Will this happen? Probably not. Twenty years ago, the great Princeton healthcare economist Uwe Reinhardt observed that there are two kinds of rationing: “civics lesson rationing” and “muddling through elegantly.” In the former, a NICE-like federal board, or local panels such as the one I’ve described above, weighs the evidence and makes these tough rationing decisions algorithmically and prospectively. The muddling through option, which Reinhardt felt was far more likely, involves limiting the resources available – the number of ICU beds, or MRI scanners, or CT surgeons – and allowing docs, patients and administrators to duke it out at the bedside. The evidence is that they do a decent job at triaging to provide the most good for the most people.
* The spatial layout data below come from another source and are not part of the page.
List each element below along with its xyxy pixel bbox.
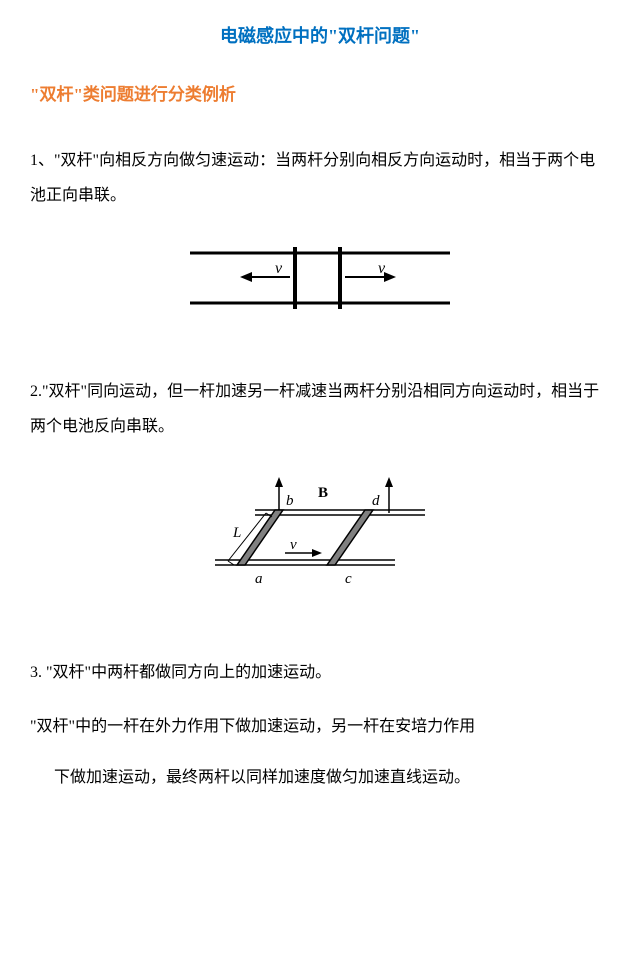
- item-2-text: 2."双杆"同向运动，但一杆加速另一杆减速当两杆分别沿相同方向运动时，相当于两个…: [30, 374, 610, 444]
- item-3-text: 3. "双杆"中两杆都做同方向上的加速运动。: [30, 655, 610, 690]
- label-a: a: [255, 571, 263, 587]
- figure-2-svg: b d a c B L v: [200, 465, 440, 605]
- v-label-left: v: [275, 260, 283, 277]
- figure-1-svg: v v: [180, 233, 460, 323]
- section-subtitle: "双杆"类问题进行分类例析: [30, 80, 610, 111]
- label-d: d: [372, 493, 380, 509]
- item-3-paragraph-line1: "双杆"中的一杆在外力作用下做加速运动，另一杆在安培力作用: [30, 709, 610, 744]
- item-1-text: 1、"双杆"向相反方向做匀速运动：当两杆分别向相反方向运动时，相当于两个电池正向…: [30, 143, 610, 213]
- figure-2: b d a c B L v: [30, 465, 610, 616]
- label-L: L: [232, 525, 241, 541]
- v-label-right: v: [378, 260, 386, 277]
- item-3-paragraph-line2: 下做加速运动，最终两杆以同样加速度做匀加速直线运动。: [30, 760, 610, 795]
- page-title: 电磁感应中的"双杆问题": [30, 20, 610, 52]
- label-b: b: [286, 493, 294, 509]
- label-c: c: [345, 571, 352, 587]
- label-B: B: [318, 485, 328, 501]
- figure-1: v v: [30, 233, 610, 334]
- label-v: v: [290, 537, 297, 553]
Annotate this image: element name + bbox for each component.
Of course, these limits are naturally present when resources are truly scarce – like livers for transplantation – and in these circumstances we have developed thoughtful rationing approaches. The point is that health care dollars increasingly resemble livers.
I’m pleased Peter Singer and others have dared to speak of the R-word in public, because it is so central to today’s healthcare policy debate. But will the society that brings you Rush Limbaugh and Glenn Beck (or, I’m beginning to think, some of our Democratic representatives) deal with it in an effective, mature way? I truly doubt it.